After six overdoses in La Porte last week, police are working to raise awareness about a new prevention program.

It’s called the Police Assisted Addiction and Recovery Initiative, or PAARI, and so far only three people have taken advantage of it.

Police work with volunteer ‘angels’ who act as liaisons between law enforcement and the recovering addicts.

 “I was on my way to go get some fresh blueberry pie in Shipshewana and got a phone call and made a legal U- turn and came back and met this person at the police station,” said one angel, Teri Dilloway.

That’s where Teri Dilloway met the first person to take advantage of La Porte’s new PAARI program. It started in April 2016.

Now, heroin addicts can get help from the police without getting arrested.

 “They can come down to the police department without fear of arrest, turn in any unused drugs that they have, and we’ll pair them with an angel who will help guide them down the path into treatment,” said La Porte City Police Chief Adam Klimczak.

 “It was determined that after talking they would definitely need to go to a rehab facility after detox. Detox just wasn’t going to work, so I was given a list of places to call. I kept running into some road blocks,” said Dilloway.

 “There’s a lot of different barriers to get treatment, whether it’s insurance, where they need to go, how they need to get there,” said another angel Tara Day.

So far, only three people have taken advantage of the program—half the number of people who overdosed in La Porte just last week.

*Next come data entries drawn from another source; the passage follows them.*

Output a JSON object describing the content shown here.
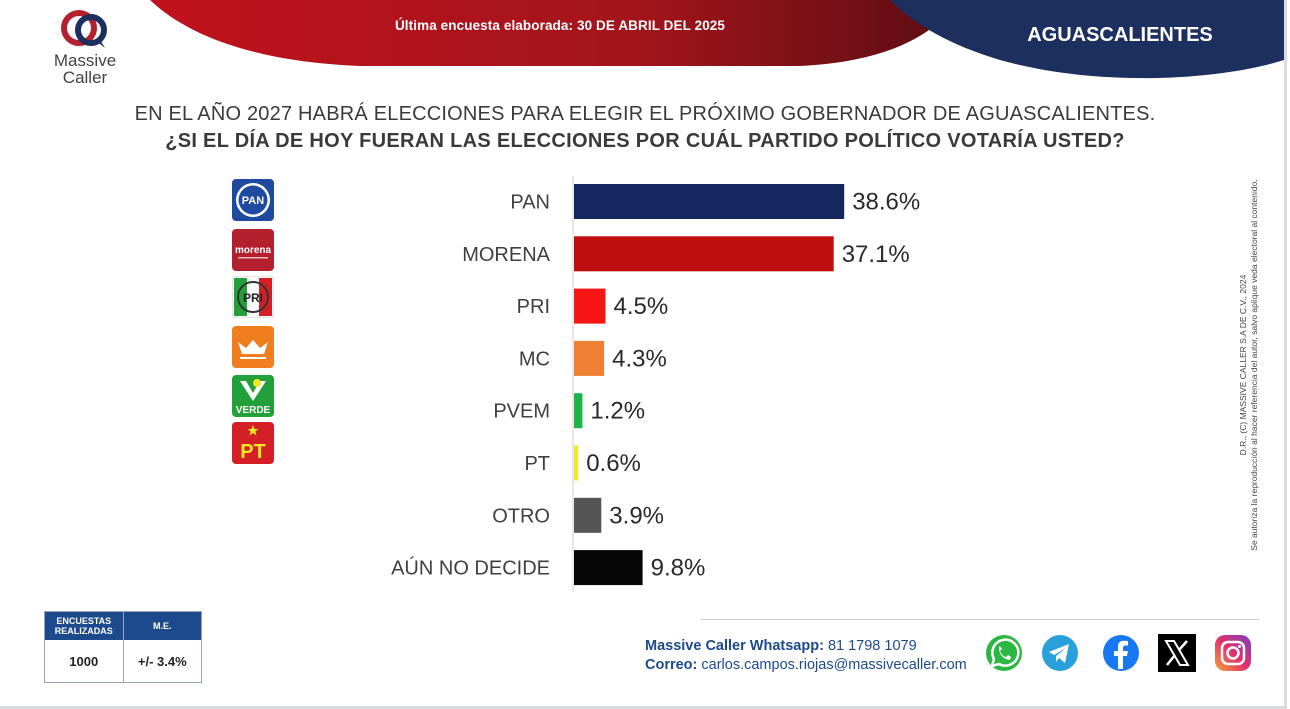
{
  "header": {
    "date_text": "Última encuesta elaborada: 30 DE ABRIL DEL 2025",
    "region": "AGUASCALIENTES",
    "colors": {
      "red_ribbon": "#a3141c",
      "navy_ribbon": "#1c2f5e"
    }
  },
  "brand": {
    "line1": "Massive",
    "line2": "Caller",
    "icon": "massive-caller-logo"
  },
  "question": {
    "line1": "EN EL AÑO 2027 HABRÁ ELECCIONES PARA ELEGIR EL PRÓXIMO GOBERNADOR DE AGUASCALIENTES.",
    "line2": "¿SI EL DÍA DE HOY FUERAN LAS ELECCIONES POR CUÁL PARTIDO POLÍTICO VOTARÍA USTED?"
  },
  "party_logos": [
    {
      "name": "pan-logo",
      "text": "PAN",
      "color": "#1e4aa0"
    },
    {
      "name": "morena-logo",
      "text": "morena",
      "color": "#b5202e"
    },
    {
      "name": "pri-logo",
      "text": "PRI",
      "color": "#d51f26"
    },
    {
      "name": "mc-logo",
      "text": "",
      "color": "#f07d1e"
    },
    {
      "name": "verde-logo",
      "text": "VERDE",
      "color": "#23a03a"
    },
    {
      "name": "pt-logo",
      "text": "PT",
      "color": "#d51f26"
    }
  ],
  "chart_data": {
    "type": "bar",
    "orientation": "horizontal",
    "categories": [
      "PAN",
      "MORENA",
      "PRI",
      "MC",
      "PVEM",
      "PT",
      "OTRO",
      "AÚN NO DECIDE"
    ],
    "values": [
      38.6,
      37.1,
      4.5,
      4.3,
      1.2,
      0.6,
      3.9,
      9.8
    ],
    "value_labels": [
      "38.6%",
      "37.1%",
      "4.5%",
      "4.3%",
      "1.2%",
      "0.6%",
      "3.9%",
      "9.8%"
    ],
    "colors": [
      "#14275e",
      "#c00d0d",
      "#f51515",
      "#ee7f33",
      "#1db44a",
      "#f2e826",
      "#555555",
      "#060606"
    ],
    "title": "",
    "xlabel": "",
    "ylabel": "",
    "grid": false,
    "legend": "none"
  },
  "legal": {
    "line1": "D.R., (C) MASSIVE CALLER S.A DE C.V., 2024",
    "line2": "Se autoriza la reproducción al hacer referencia del autor, salvo aplique veda electoral al contenido."
  },
  "stats": {
    "col1_header": "ENCUESTAS REALIZADAS",
    "col2_header": "M.E.",
    "col1_value": "1000",
    "col2_value": "+/- 3.4%"
  },
  "contact": {
    "whatsapp_label": "Massive Caller Whatsapp:",
    "whatsapp_value": "81 1798 1079",
    "email_label": "Correo:",
    "email_value": "carlos.campos.riojas@massivecaller.com"
  },
  "social": [
    "whatsapp-icon",
    "telegram-icon",
    "facebook-icon",
    "x-icon",
    "instagram-icon"
  ]
}
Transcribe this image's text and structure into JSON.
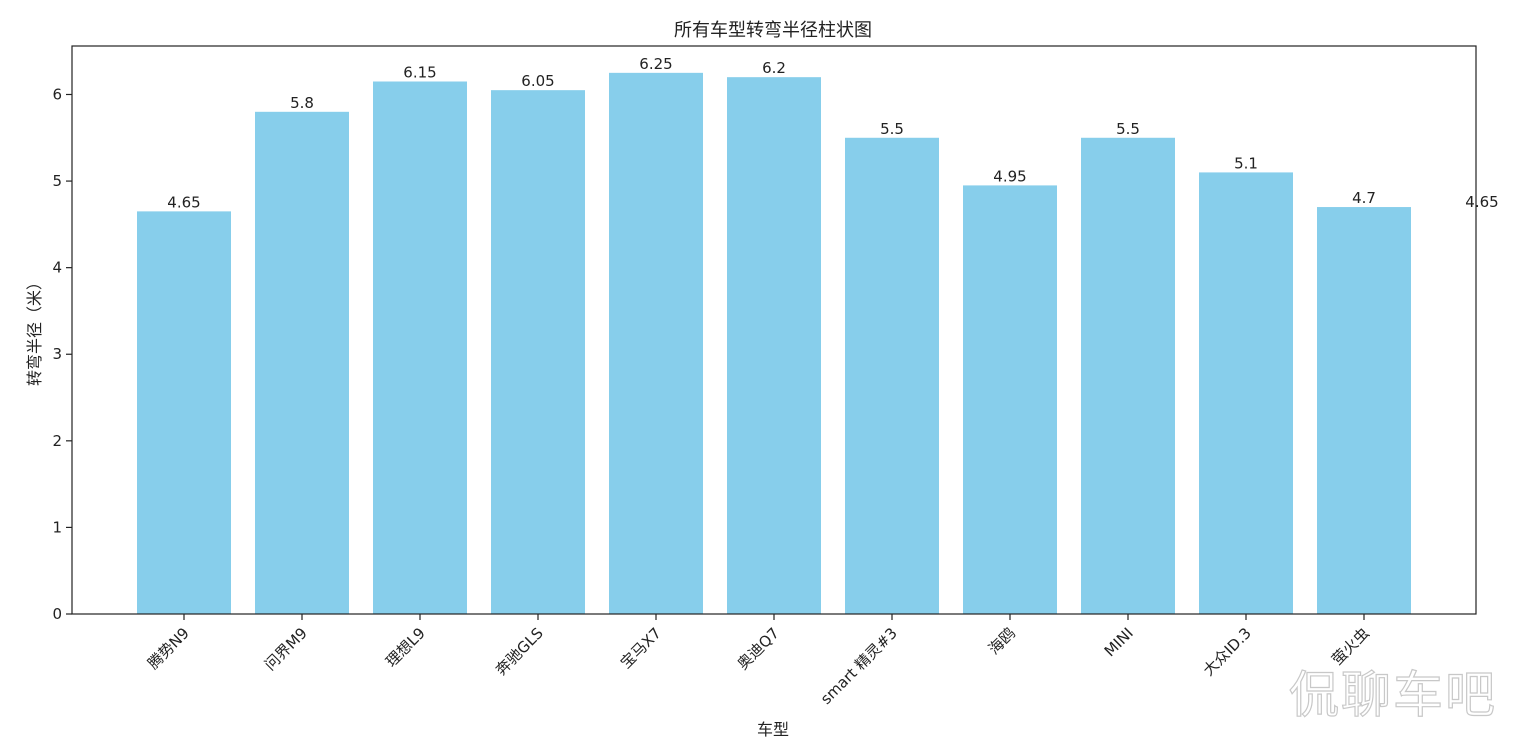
{
  "chart_data": {
    "type": "bar",
    "title": "所有车型转弯半径柱状图",
    "xlabel": "车型",
    "ylabel": "转弯半径（米）",
    "categories": [
      "腾势N9",
      "问界M9",
      "理想L9",
      "奔驰GLS",
      "宝马X7",
      "奥迪Q7",
      "smart 精灵#3",
      "海鸥",
      "MINI",
      "大众ID.3",
      "萤火虫"
    ],
    "values": [
      4.65,
      5.8,
      6.15,
      6.05,
      6.25,
      6.2,
      5.5,
      4.95,
      5.5,
      5.1,
      4.7
    ],
    "data_labels": [
      "4.65",
      "5.8",
      "6.15",
      "6.05",
      "6.25",
      "6.2",
      "5.5",
      "4.95",
      "5.5",
      "5.1",
      "4.7"
    ],
    "extra_label": "4.65",
    "ylim": [
      0,
      6.56
    ],
    "yticks": [
      0,
      1,
      2,
      3,
      4,
      5,
      6
    ],
    "bar_color": "#87ceeb",
    "grid": false,
    "legend": "none"
  },
  "watermark": "侃聊车吧"
}
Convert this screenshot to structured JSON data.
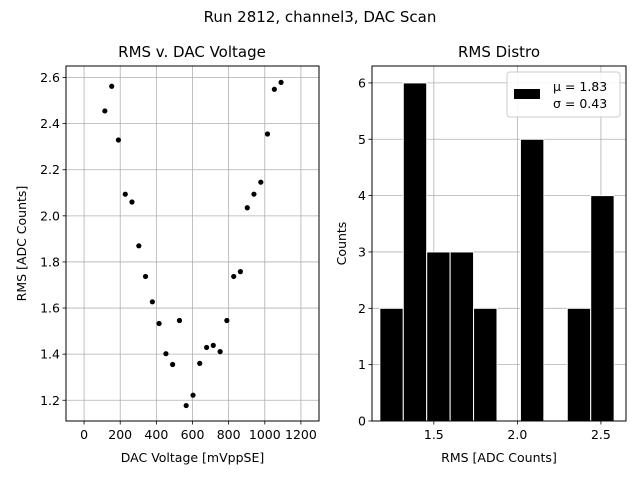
{
  "figure": {
    "suptitle": "Run 2812, channel3, DAC Scan"
  },
  "chart_data": [
    {
      "type": "scatter",
      "title": "RMS v. DAC Voltage",
      "xlabel": "DAC Voltage [mVppSE]",
      "ylabel": "RMS [ADC Counts]",
      "xlim": [
        -100,
        1300
      ],
      "ylim": [
        1.11,
        2.65
      ],
      "xticks": [
        0,
        200,
        400,
        600,
        800,
        1000,
        1200
      ],
      "yticks": [
        1.2,
        1.4,
        1.6,
        1.8,
        2.0,
        2.2,
        2.4,
        2.6
      ],
      "ytick_labels": [
        "1.2",
        "1.4",
        "1.6",
        "1.8",
        "2.0",
        "2.2",
        "2.4",
        "2.6"
      ],
      "grid": true,
      "marker_color": "#000000",
      "points": [
        {
          "x": 115,
          "y": 2.455
        },
        {
          "x": 153,
          "y": 2.562
        },
        {
          "x": 190,
          "y": 2.329
        },
        {
          "x": 228,
          "y": 2.094
        },
        {
          "x": 265,
          "y": 2.06
        },
        {
          "x": 303,
          "y": 1.87
        },
        {
          "x": 340,
          "y": 1.737
        },
        {
          "x": 378,
          "y": 1.627
        },
        {
          "x": 415,
          "y": 1.533
        },
        {
          "x": 453,
          "y": 1.402
        },
        {
          "x": 490,
          "y": 1.355
        },
        {
          "x": 528,
          "y": 1.546
        },
        {
          "x": 565,
          "y": 1.177
        },
        {
          "x": 603,
          "y": 1.222
        },
        {
          "x": 640,
          "y": 1.36
        },
        {
          "x": 678,
          "y": 1.429
        },
        {
          "x": 715,
          "y": 1.438
        },
        {
          "x": 753,
          "y": 1.411
        },
        {
          "x": 790,
          "y": 1.546
        },
        {
          "x": 828,
          "y": 1.737
        },
        {
          "x": 865,
          "y": 1.758
        },
        {
          "x": 903,
          "y": 2.035
        },
        {
          "x": 940,
          "y": 2.094
        },
        {
          "x": 978,
          "y": 2.146
        },
        {
          "x": 1015,
          "y": 2.355
        },
        {
          "x": 1053,
          "y": 2.549
        },
        {
          "x": 1090,
          "y": 2.579
        }
      ]
    },
    {
      "type": "bar",
      "subtype": "histogram",
      "title": "RMS Distro",
      "xlabel": "RMS [ADC Counts]",
      "ylabel": "Counts",
      "xlim": [
        1.13,
        2.65
      ],
      "ylim": [
        0,
        6.3
      ],
      "xticks": [
        1.5,
        2.0,
        2.5
      ],
      "xtick_labels": [
        "1.5",
        "2.0",
        "2.5"
      ],
      "yticks": [
        0,
        1,
        2,
        3,
        4,
        5,
        6
      ],
      "grid": true,
      "bar_color": "#000000",
      "edge_color": "#ffffff",
      "bins": [
        {
          "start": 1.177,
          "end": 1.3172,
          "count": 2
        },
        {
          "start": 1.3172,
          "end": 1.4574,
          "count": 6
        },
        {
          "start": 1.4574,
          "end": 1.5976,
          "count": 3
        },
        {
          "start": 1.5976,
          "end": 1.7378,
          "count": 3
        },
        {
          "start": 1.7378,
          "end": 1.878,
          "count": 2
        },
        {
          "start": 1.878,
          "end": 2.0182,
          "count": 0
        },
        {
          "start": 2.0182,
          "end": 2.1584,
          "count": 5
        },
        {
          "start": 2.1584,
          "end": 2.2986,
          "count": 0
        },
        {
          "start": 2.2986,
          "end": 2.4388,
          "count": 2
        },
        {
          "start": 2.4388,
          "end": 2.579,
          "count": 4
        }
      ],
      "legend": {
        "placement": "top-right",
        "line1": "μ = 1.83",
        "line2": "σ = 0.43",
        "swatch_color": "#000000"
      }
    }
  ]
}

“People living in that kind of lifestyle think hey if I go into the police department, hey, I’m not going to be arrested. This is too good to be true,” said Chief Klimczak.

 “That’s not, not what’s going to happen,” said Dilloway.

“It does us no good to arrest an addict and throw them into jail, county jail for 30 days and have them released right back into the life they were living without any kind of treatment or long-term solution,” said Chief Klimczak.

And the addict Teri first helped has at least gotten some treatment.

 “I know he’s passed the time limit that he was supposed to be there, so the only way I’m going to know is if he actually contacts the police department and lets them know,” ‘angel’ Teri said.

President Obama has even recognized the magnitude of this addiction problem. He announced Friday that September 18th to the 24th will be Prescription Opiod and Heroin Epidemic Awareness week.

LaPorte City Police want to put out there that if you are an addict and want help, all you have to do is show up to the LaPorte City Police Department and ask. You will not get arrested.